An Arkansas State Police dashcam captured a high-speed pursuit involving an S550 Mustang GT whose driver decided that running from a routine traffic stop was a better option than dealing with the outstanding warrants that would have come up when the trooper ran his information.
The logic behind the decision — if you can call it that — is easy enough to understand from the outside. Someone with active warrants gets pulled over and calculates that a few extra hours or days of freedom is worth the risk of a chase.
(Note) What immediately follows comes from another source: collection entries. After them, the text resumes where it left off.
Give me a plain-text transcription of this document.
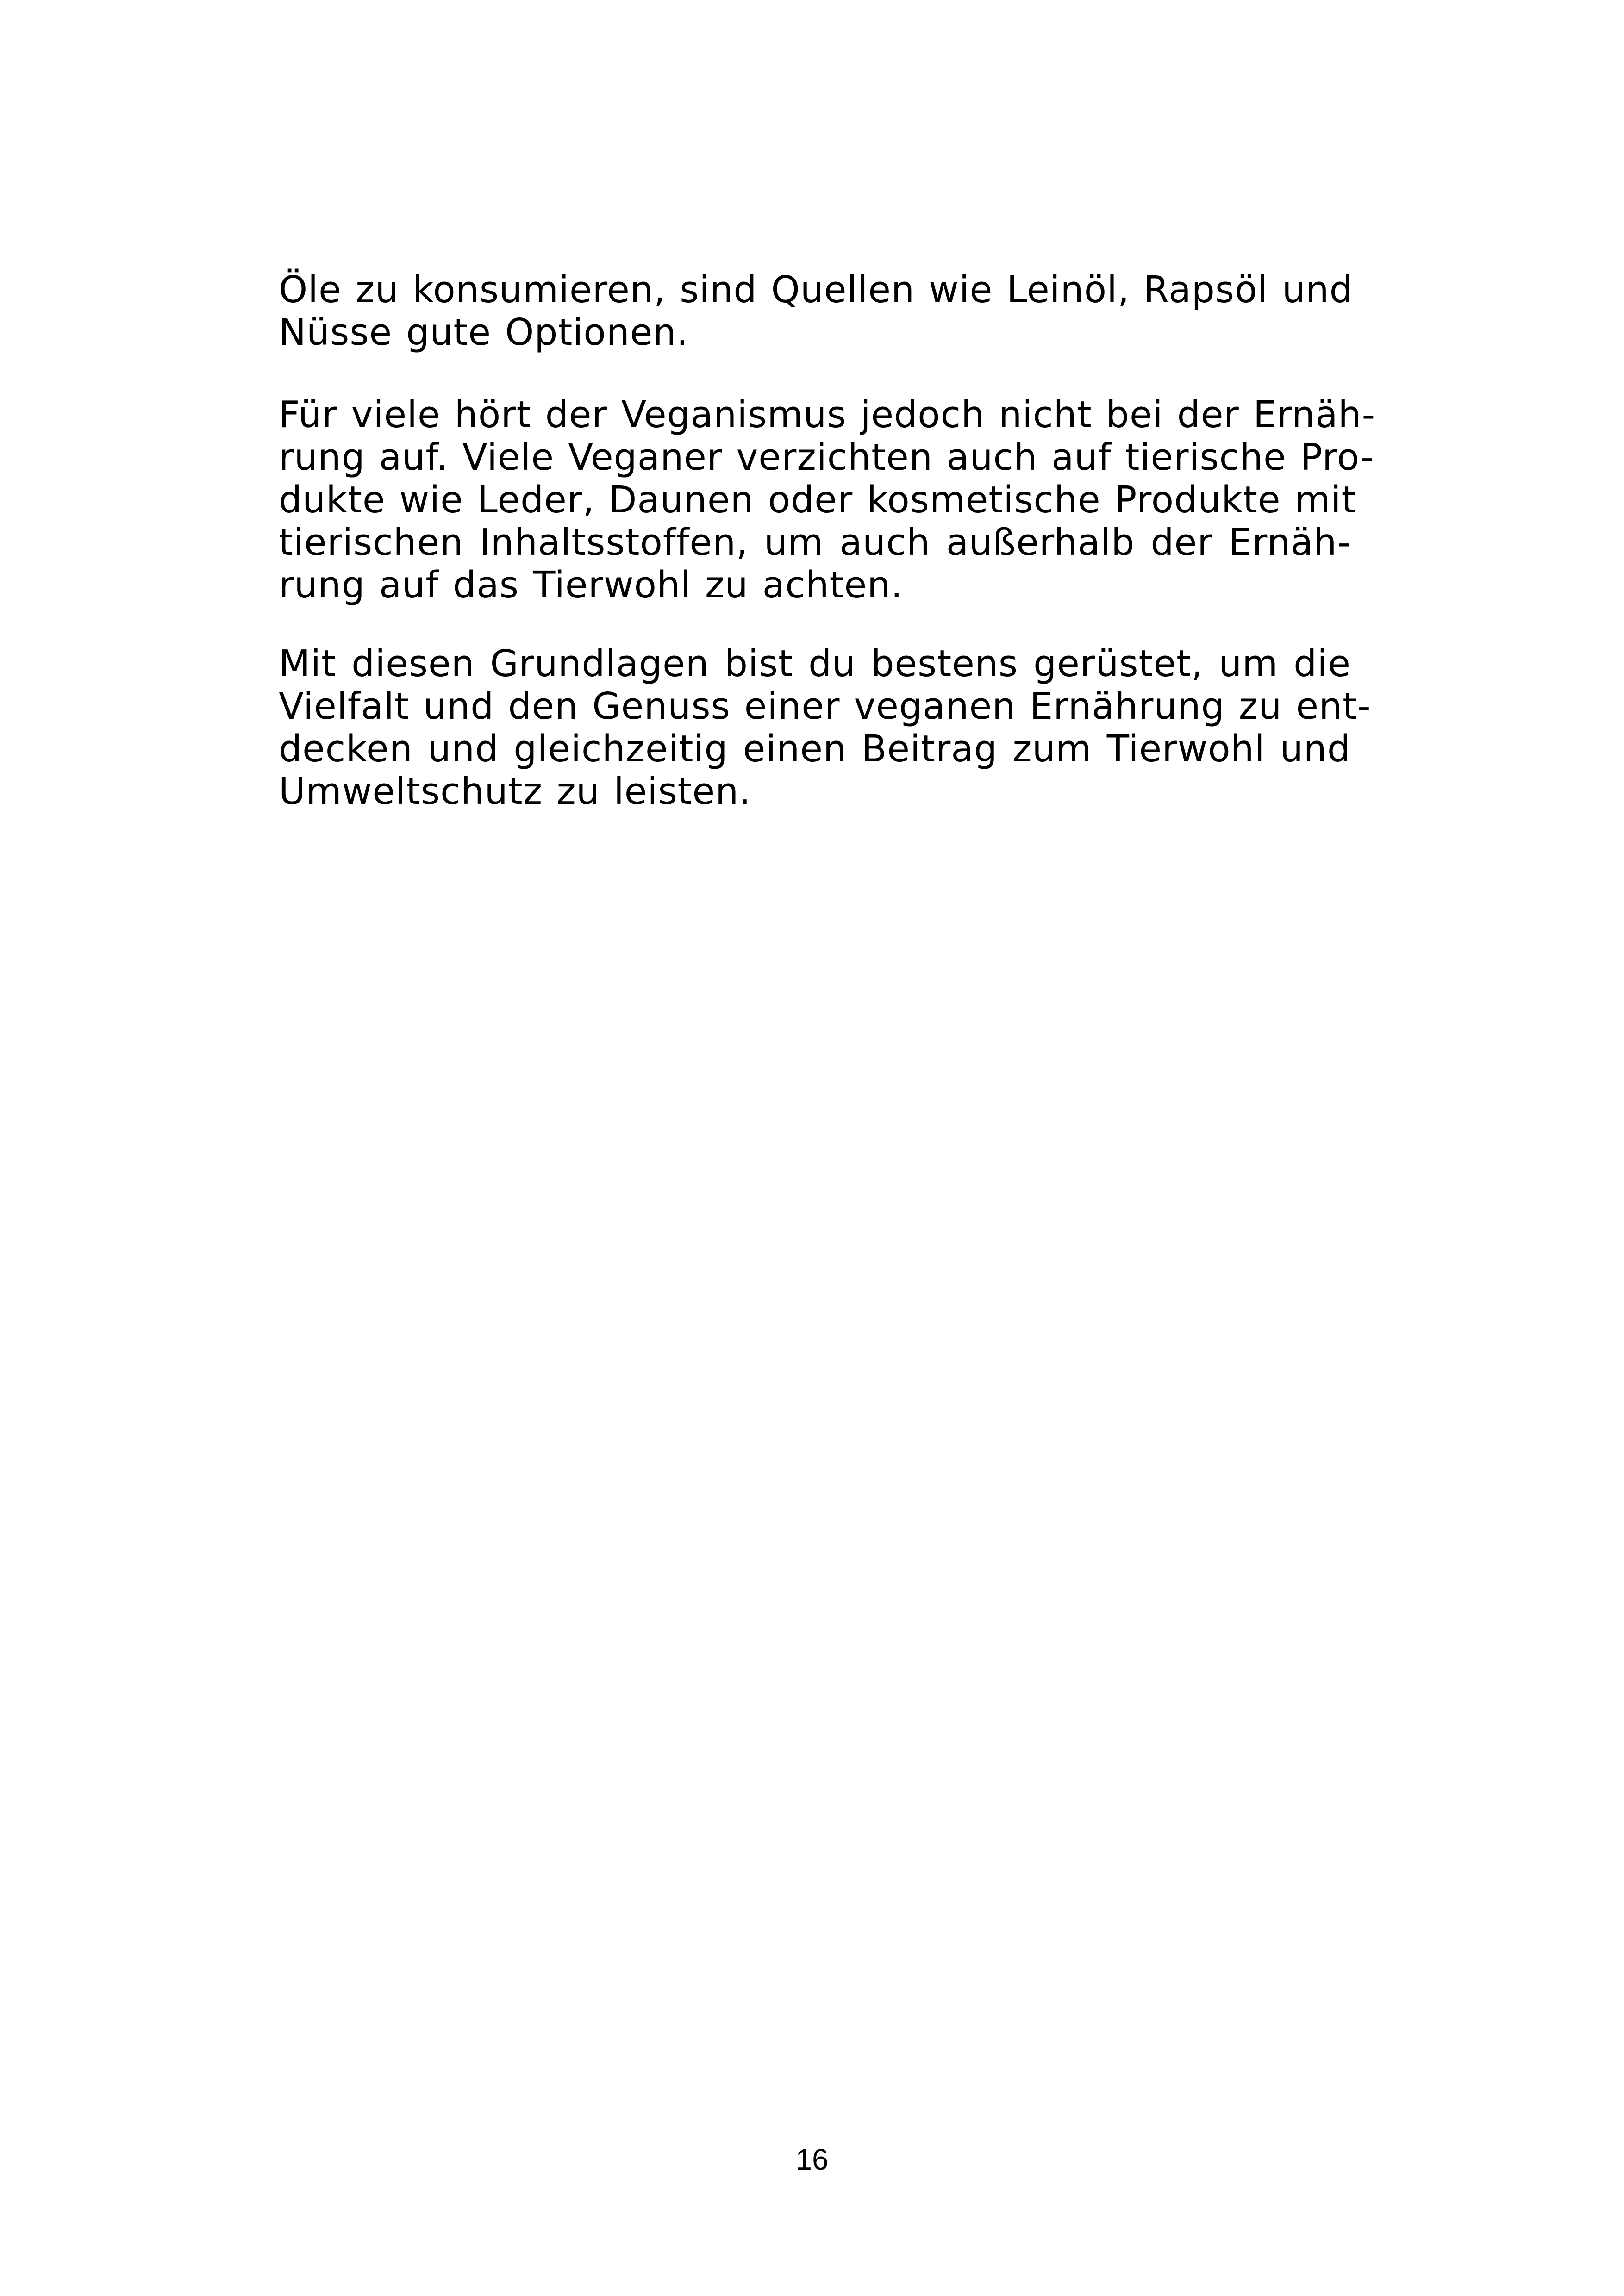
Öle zu konsumieren, sind Quellen wie Leinöl, Rapsöl und
Nüsse gute Optionen.

Für viele hört der Veganismus jedoch nicht bei der Ernäh-
rung auf. Viele Veganer verzichten auch auf tierische Pro-
dukte wie Leder, Daunen oder kosmetische Produkte mit
tierischen Inhaltsstoffen, um auch außerhalb der Ernäh-
rung auf das Tierwohl zu achten.

Mit diesen Grundlagen bist du bestens gerüstet, um die
Vielfalt und den Genuss einer veganen Ernährung zu ent-
decken und gleichzeitig einen Beitrag zum Tierwohl und
Umweltschutz zu leisten.

16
What the calculation consistently underestimates is how quickly a pursuit escalates and how limited the realistic escape options are, particularly in an era of spike strips, aerial units, and license plate readers that can track a fleeing vehicle even after it breaks visual contact with pursuing officers.

The Mustang GT is a capable car by factory standards — the 5.0-liter V8 makes 450 horsepower and the car handles respectably. But police pursuit vehicles, particularly Arkansas State Police’s Dodge Charger Pursuit and Ford Police Interceptor fleet, are purpose-prepared for high-speed chases in ways the standard configuration of a consumer performance car isn’t. Pursuit tires, transmission programming for extended high-speed operation, and drivers trained specifically for these situations give law enforcement a significant advantage that gets larger the longer a chase goes.
The footage from this particular chase is instructive mostly because of how routine it is — a familiar script of bad decisions compounding each other. The driver added charges to whatever he was already wanted for, risked his own life and the lives of others on public roads, and ended up in a significantly worse position than if he’d simply pulled over. These pursuits rarely end well for the person running.